É indiscutível que os impactos socioeconômicos e políticos causados em decorrência da pandemia do novo Coronavírus (Covid-19) são visíveis e imensuráveis e, assim, refletem nas relações jurídicas, visto que o Direito, em tempos de crise, é repensado e reconstituído para que haja uma maior celeridade processual resultando em decisões judiciais proferidas em um menor período de tempo possível. Desse modo, desde as primeiras consequências advindas da Covid-19 no Brasil até o momento atual, o Legislativo produziu uma série de normas legais para ajudar no direcionamento e na aplicação do Direito. E é justamente durante esse momento incomum que pode acontecer o chamado Frog Jump, de que o texto trata, que significa "pulo ou salto" para o futuro. Assim, tendo por base a urgência, as etapas do processo legislativo são puladas para que o legislador tome decisões que levariam muito tempo acaso não fosse a situação de crise.

O texto de autoria do professor da Faculdade de Direito da Universidade Federal do Paraná (UFPR), Dr. Eroulths Cortiano Junior, nos mostra o caso do testamento e de suas formalidades, matéria de Direito das Sucessões. Em princípio, vale ressaltar que o texto traz como exemplo o testamento, argumentando que é feito sob forma rígida, tendo em vista uma pretensa segurança do testador e de sua vontade, sendo evidente a sua formalidade extrema.
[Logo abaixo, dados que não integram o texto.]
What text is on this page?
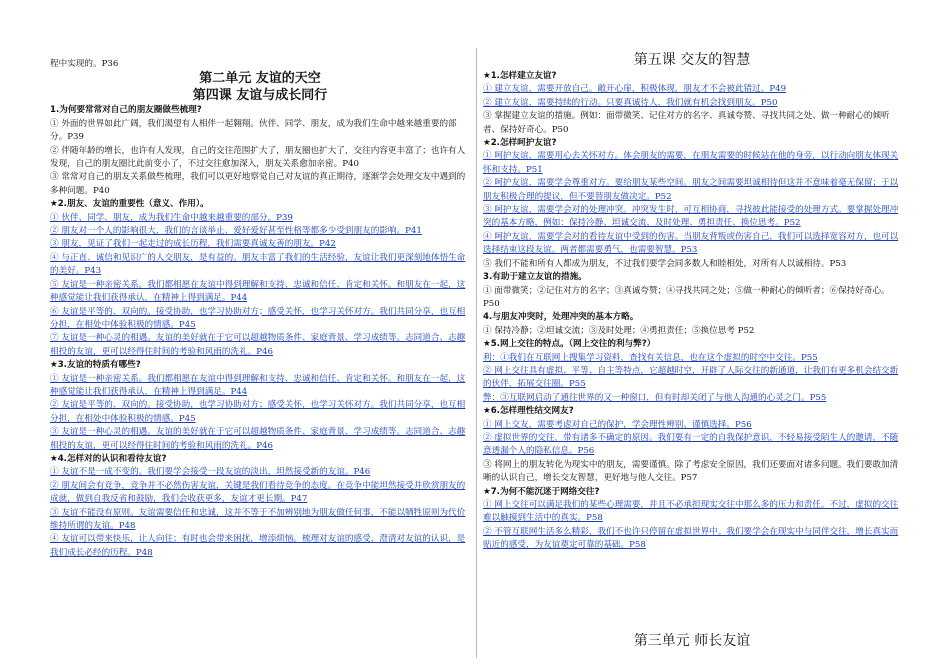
程中实现的。P36

第二单元 友谊的天空
第四课 友谊与成长同行

1.为何要常常对自己的朋友圈做些梳理?

① 外面的世界如此广阔，我们渴望有人相伴一起翱翔。伙伴、同学、朋友，成为我们生命中越来越重要的部分。P39

② 伴随年龄的增长，也许有人发现，自己的交往范围扩大了，朋友圈也扩大了，交往内容更丰富了；也许有人发现，自己的朋友圈比此前变小了，不过交往愈加深入，朋友关系愈加亲密。P40

③ 常常对自己的朋友关系做些梳理，我们可以更好地察觉自己对友谊的真正期待，逐渐学会处理交友中遇到的多种问题。P40

★2.朋友、友谊的重要性（意义、作用）。

① 伙伴、同学、朋友，成为我们生命中越来越重要的部分。P39

② 朋友对一个人的影响很大，我们的言谈举止、爱好爱好甚至性格等都多少受到朋友的影响。P41

③ 朋友，见证了我们一起走过的成长历程，我们需要真诚友善的朋友。P42

④ 与正直、诚信和见识广的人交朋友，是有益的。朋友丰富了我们的生活经验，友谊让我们更深刻地体悟生命的美好。P43

⑤ 友谊是一种亲密关系。我们都相愿在友谊中得到理解和支持、忠诚和信任、肯定和关怀。和朋友在一起，这种感觉能让我们获得承认，在精神上得到满足。P44

⑥ 友谊是平等的、双向的。接受协助，也学习协助对方；感受关怀，也学习关怀对方。我们共同分享，也互相分担，在相处中体验积极的情感。P45

⑦ 友谊是一种心灵的相遇。友谊的美好就在于它可以超越物质条件、家庭背景、学习成绩等。志同道合、志趣相投的友谊，更可以经得住时间的考验和风雨的洗礼。P46

★3.友谊的特质有哪些?

① 友谊是一种亲密关系。我们都相愿在友谊中得到理解和支持、忠诚和信任、肯定和关怀。和朋友在一起，这种感觉能让我们获得承认，在精神上得到满足。P44

② 友谊是平等的、双向的。接受协助，也学习协助对方；感受关怀，也学习关怀对方。我们共同分享，也互相分担，在相处中体验积极的情感。P45

③ 友谊是一种心灵的相遇。友谊的美好就在于它可以超越物质条件、家庭背景、学习成绩等。志同道合、志趣相投的友谊，更可以经得住时间的考验和风雨的洗礼。P46

★4.怎样对的认识和看待友谊?

① 友谊不是一成不变的。我们要学会接受一段友谊的淡出，坦然接受新的友谊。P46

② 朋友间会有竞争，竞争并不必然伤害友谊，关键是我们看待竞争的态度。在竞争中能坦然接受并欣赏朋友的成就，做到自我反省和鼓励，我们会收获更多，友谊才更长期。P47

③ 友谊不能没有原则。友谊需要信任和忠诚，这并不等于不加辨别地为朋友做任何事，不能以牺牲原则为代价维持所谓的友谊。P48

④ 友谊可以带来快乐，让人向往；有时也会带来困扰，增添烦恼。梳理对友谊的感受，澄清对友谊的认识，是我们成长必经的历程。P48

第五课 交友的智慧

★1.怎样建立友谊?

① 建立友谊，需要开放自己。敞开心扉，积极体现，朋友才不会被此错过。P49

② 建立友谊，需要持续的行动。只要真诚待人，我们就有机会找到朋友。P50

③ 掌握建立友谊的措施。例如：面带微笑、记住对方的名字、真诚夸赞、寻找共同之处、做一种耐心的倾听者、保持好奇心。P50

★2.怎样呵护友谊?

① 呵护友谊，需要用心去关怀对方。体会朋友的需要，在朋友需要的时候站在他的身旁，以行动向朋友体现关怀和支持。P51

② 呵护友谊，需要学会尊重对方。要给朋友某些空间。朋友之间需要坦诚相待但这并不意味着毫无保留；于以朋友积极合理的提议，但不要替朋友做决定。P52

③ 呵护友谊，需要学会对的处理冲突。冲突发生时，可互相协商，寻找彼此能接受的处理方式。要掌握处理冲突的基本方略，例如：保持冷静、坦诚交流、及时处理、勇担责任、换位思考。P52

④ 呵护友谊，需要学会对的看待友谊中受到的伤害。当朋友背叛或伤害自己，我们可以选择宽容对方，也可以选择结束这段友谊。两者都需要勇气，也需要智慧。P53

⑤ 我们不能和所有人都成为朋友，不过我们要学会同多数人和睦相处，对所有人以诚相待。P53

3.有助于建立友谊的措施。

① 面带微笑；②记住对方的名字；③真诚夸赞；④寻找共同之处；⑤做一种耐心的倾听者；⑥保持好奇心。P50

4.与朋友冲突时，处理冲突的基本方略。

① 保持冷静；②坦诚交流；③及时处理；④勇担责任；⑤换位思考 P52

★5.网上交往的特点。（网上交往的利与弊?）

利：①我们在互联网上搜集学习资料，查找有关信息，也在这个虚拟的时空中交往。P55

② 网上交往具有虚拟、平等、自主等特点，它超越时空，开辟了人际交往的新通道，让我们有更多机会结交新的伙伴，拓展交往圈。P55

弊：③互联网启动了通往世界的又一种窗口，但有时却关闭了与他人沟通的心灵之门。P55

★6.怎样理性结交网友?

① 网上交友，需要考虑对自己的保护，学会理性辨别、谨慎选择。P56

② 虚拟世界的交往，带有诸多不确定的原因。我们要有一定的自我保护意识，不轻易接受陌生人的邀请，不随意透漏个人的隐私信息。P56

③ 将网上的朋友转化为现实中的朋友，需要谨慎。除了考虑安全原因，我们还要面对诸多问题。我们要敢加清晰的认识自己，增长交友智慧，更好地与他人交往。P57

★7.为何不能沉迷于网络交往?

① 网上交往可以满足我们的某些心理需要，并且不必承担现实交往中那么多的压力和责任。不过，虚拟的交往难以触摸到生活中的真实。P58

② 不管互联网生活多么精彩，我们不也许只停留在虚拟世界中。我们要学会在现实中与同伴交往，增长真实而贴近的感受，为友谊奠定可靠的基础。P58

第三单元 师长友谊
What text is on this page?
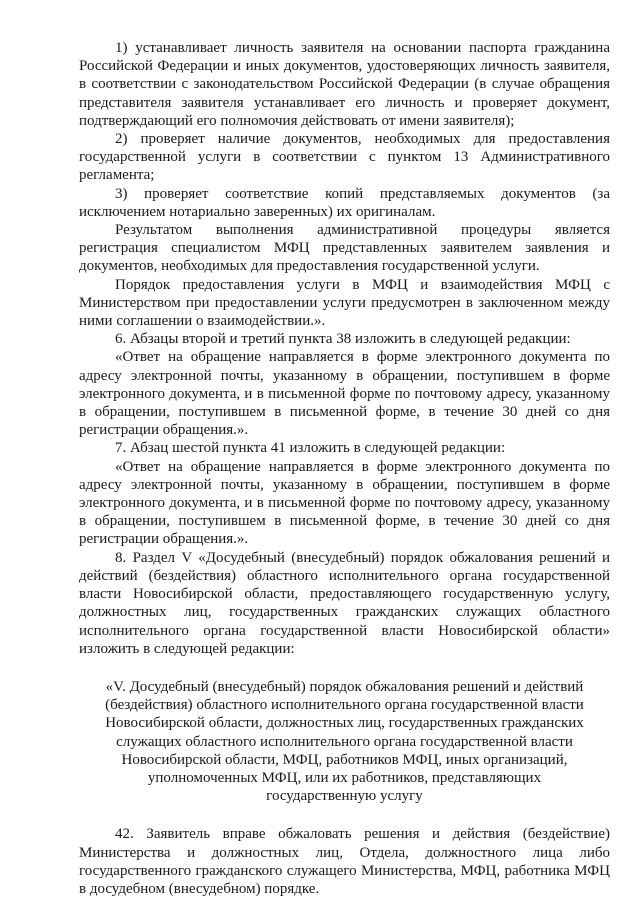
1) устанавливает личность заявителя на основании паспорта гражданина Российской Федерации и иных документов, удостоверяющих личность заявителя, в соответствии с законодательством Российской Федерации (в случае обращения представителя заявителя устанавливает его личность и проверяет документ, подтверждающий его полномочия действовать от имени заявителя);

2) проверяет наличие документов, необходимых для предоставления государственной услуги в соответствии с пунктом 13 Административного регламента;

3) проверяет соответствие копий представляемых документов (за исключением нотариально заверенных) их оригиналам.

Результатом выполнения административной процедуры является регистрация специалистом МФЦ представленных заявителем заявления и документов, необходимых для предоставления государственной услуги.

Порядок предоставления услуги в МФЦ и взаимодействия МФЦ с Министерством при предоставлении услуги предусмотрен в заключенном между ними соглашении о взаимодействии.».

6. Абзацы второй и третий пункта 38 изложить в следующей редакции:

«Ответ на обращение направляется в форме электронного документа по адресу электронной почты, указанному в обращении, поступившем в форме электронного документа, и в письменной форме по почтовому адресу, указанному в обращении, поступившем в письменной форме, в течение 30 дней со дня регистрации обращения.».

7. Абзац шестой пункта 41 изложить в следующей редакции:

«Ответ на обращение направляется в форме электронного документа по адресу электронной почты, указанному в обращении, поступившем в форме электронного документа, и в письменной форме по почтовому адресу, указанному в обращении, поступившем в письменной форме, в течение 30 дней со дня регистрации обращения.».

8. Раздел V «Досудебный (внесудебный) порядок обжалования решений и действий (бездействия) областного исполнительного органа государственной власти Новосибирской области, предоставляющего государственную услугу, должностных лиц, государственных гражданских служащих областного исполнительного органа государственной власти Новосибирской области» изложить в следующей редакции:

«V. Досудебный (внесудебный) порядок обжалования решений и действий (бездействия) областного исполнительного органа государственной власти Новосибирской области, должностных лиц, государственных гражданских служащих областного исполнительного органа государственной власти Новосибирской области, МФЦ, работников МФЦ, иных организаций, уполномоченных МФЦ, или их работников, представляющих государственную услугу

42. Заявитель вправе обжаловать решения и действия (бездействие) Министерства и должностных лиц, Отдела, должностного лица либо государственного гражданского служащего Министерства, МФЦ, работника МФЦ в досудебном (внесудебном) порядке.
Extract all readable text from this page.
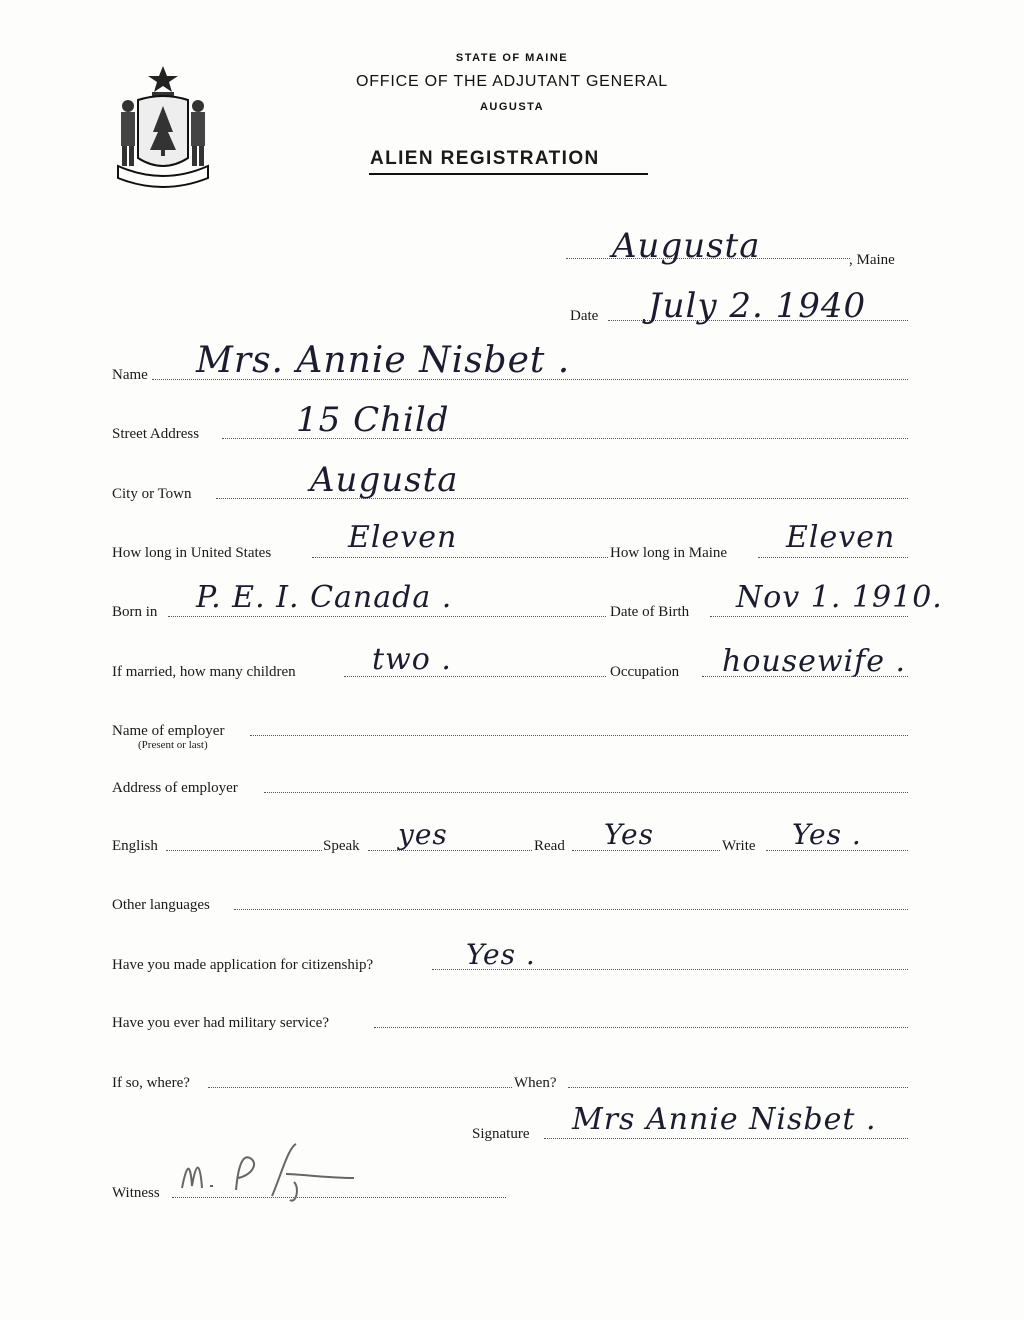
STATE OF MAINE
OFFICE OF THE ADJUTANT GENERAL
AUGUSTA
ALIEN REGISTRATION
Augusta	, Maine
Date July 2. 1940
Name Mrs. Annie Nisbet .
Street Address	15 Child
City or Town	Augusta
How long in United States	Eleven	How long in Maine Eleven
Born in P. E. I. Canada .	Date of Birth Nov 1. 1910.
If married, how many children	two .	Occupation housewife .
Name of employer
(Present or last)
Address of employer
English	Speak yes	Read Yes	Write Yes .
Other languages
Have you made application for citizenship?	Yes .
Have you ever had military service?
If so, where?	When?
Signature Mrs Annie Nisbet .
Witness
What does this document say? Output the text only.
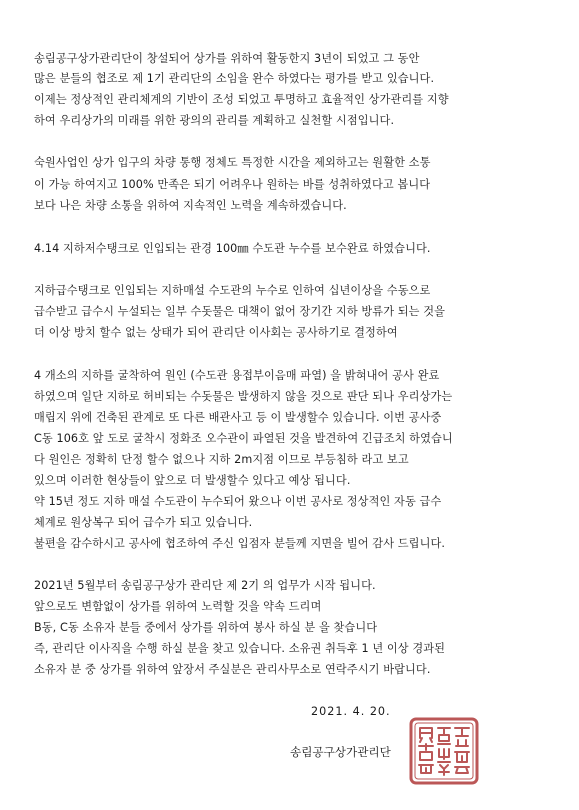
송림공구상가관리단이 창설되어 상가를 위하여 활동한지 3년이 되었고 그 동안
많은 분들의 협조로 제 1기 관리단의 소임을 완수 하였다는 평가를 받고 있습니다.
이제는 정상적인 관리체계의 기반이 조성 되었고 투명하고 효율적인 상가관리를 지향
하여 우리상가의 미래를 위한 광의의 관리를 계획하고 실천할 시점입니다.
숙원사업인 상가 입구의 차량 통행 정체도 특정한 시간을 제외하고는 원활한 소통
이 가능 하여지고 100% 만족은 되기 어려우나 원하는 바를 성취하였다고 봅니다
보다 나은 차량 소통을 위하여 지속적인 노력을 계속하겠습니다.
4.14 지하저수탱크로 인입되는 관경 100㎜ 수도관 누수를 보수완료 하였습니다.
지하급수탱크로 인입되는 지하매설 수도관의 누수로 인하여 십년이상을 수동으로
급수받고 급수시 누설되는 일부 수돗물은 대책이 없어 장기간 지하 방류가 되는 것을
더 이상 방치 할수 없는 상태가 되어 관리단 이사회는 공사하기로 결정하여
4 개소의 지하를 굴착하여 원인 (수도관 용접부이음매 파열) 을 밝혀내어 공사 완료
하였으며 일단 지하로 허비되는 수돗물은 발생하지 않을 것으로 판단 되나 우리상가는
매립지 위에 건축된 관계로 또 다른 배관사고 등 이 발생할수 있습니다. 이번 공사중
C동 106호 앞 도로 굴착시 정화조 오수관이 파열된 것을 발견하여 긴급조치 하였습니
다 원인은 정확히 단정 할수 없으나 지하 2m지점 이므로 부등침하 라고 보고
있으며 이러한 현상들이 앞으로 더 발생할수 있다고 예상 됩니다.
약 15년 정도 지하 매설 수도관이 누수되어 왔으나 이번 공사로 정상적인 자동 급수
체계로 원상복구 되어 급수가 되고 있습니다.
불편을 감수하시고 공사에 협조하여 주신 입점자 분들께 지면을 빌어 감사 드립니다.
2021년 5월부터 송림공구상가 관리단 제 2기 의 업무가 시작 됩니다.
앞으로도 변함없이 상가를 위하여 노력할 것을 약속 드리며
B동, C동 소유자 분들 중에서 상가를 위하여 봉사 하실 분 을 찾습니다
즉, 관리단 이사직을 수행 하실 분을 찾고 있습니다. 소유권 취득후 1 년 이상 경과된
소유자 분 중 상가를 위하여 앞장서 주실분은 관리사무소로 연락주시기 바랍니다.
2021. 4. 20.
송림공구상가관리단
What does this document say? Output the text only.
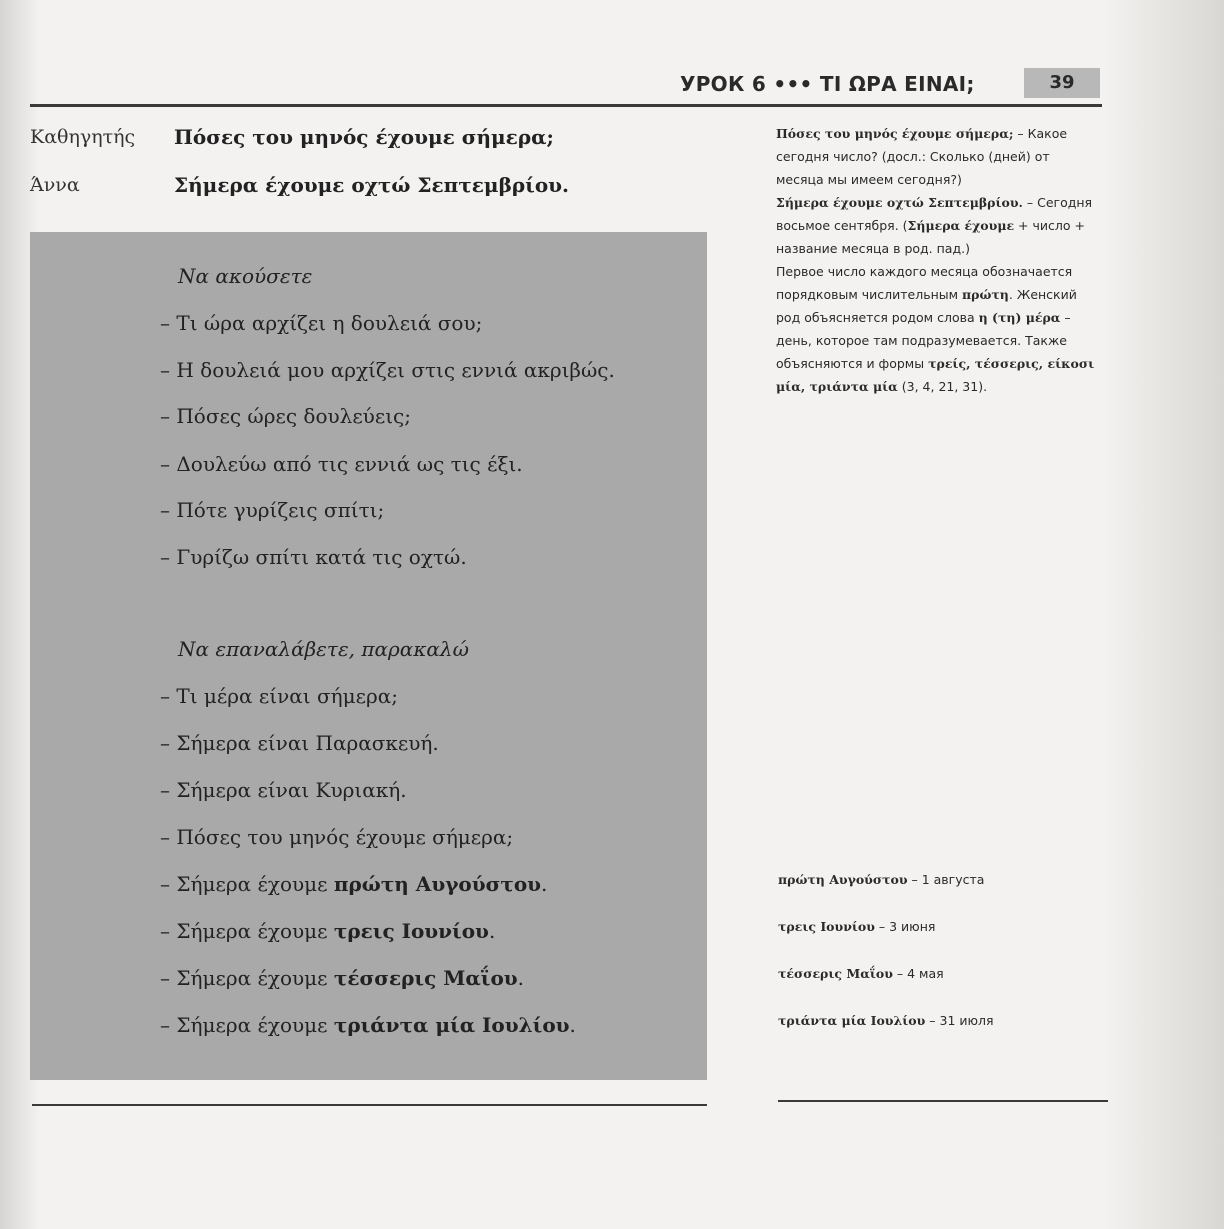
УРОК 6 ••• ΤΙ ΩΡΑ ΕΙΝΑΙ;	39
Καθηγητής Πόσες του μηνός έχουμε σήμερα;
Άννα	Σήμερα έχουμε οχτώ Σεπτεμβρίου.
Να ακούσετε
– Τι ώρα αρχίζει η δουλειά σου;
– Η δουλειά μου αρχίζει στις εννιά ακριβώς.
– Πόσες ώρες δουλεύεις;
– Δουλεύω από τις εννιά ως τις έξι.
– Πότε γυρίζεις σπίτι;
– Γυρίζω σπίτι κατά τις οχτώ.
Να επαναλάβετε, παρακαλώ
– Τι μέρα είναι σήμερα;
– Σήμερα είναι Παρασκευή.
– Σήμερα είναι Κυριακή.
– Πόσες του μηνός έχουμε σήμερα;
– Σήμερα έχουμε πρώτη Αυγούστου.
– Σήμερα έχουμε τρεις Ιουνίου.
– Σήμερα έχουμε τέσσερις Μαΐου.
– Σήμερα έχουμε τριάντα μία Ιουλίου.
Πόσες του μηνός έχουμε σήμερα; – Какое сегодня число? (досл.: Сколько (дней) от месяца мы имеем сегодня?)
Σήμερα έχουμε οχτώ Σεπτεμβρίου. – Сегодня восьмое сентября. (Σήμερα έχουμε + число + название месяца в род. пад.)
Первое число каждого месяца обозначается порядковым числительным πρώτη. Женский род объясняется родом слова η (τη) μέρα – день, которое там подразумевается. Также объясняются и формы τρείς, τέσσερις, είκοσι μία, τριάντα μία (3, 4, 21, 31).
πρώτη Αυγούστου – 1 августа
τρεις Ιουνίου – 3 июня
τέσσερις Μαΐου – 4 мая
τριάντα μία Ιουλίου – 31 июля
Podemos dizer que o testamento é um documento mediante o qual uma determinada pessoa expressa sua vontade sobre a partilha dos seus bens para os seus herdeiros, que acontecerá após sua morte. Por consequência, a excessiva formalidade do testamento, além da burocracia, custo, tempo e etc. resulta em uma acessibilidade difícil do seu uso. Porém, como reportado no texto, o Código Civil de 2002, em seu artigo 1.879, ao permitir o testamento particular sem testemunhas, desde que o testador declare as circunstâncias que o cercavam, inovou em relação à superação das formalidades testamentárias.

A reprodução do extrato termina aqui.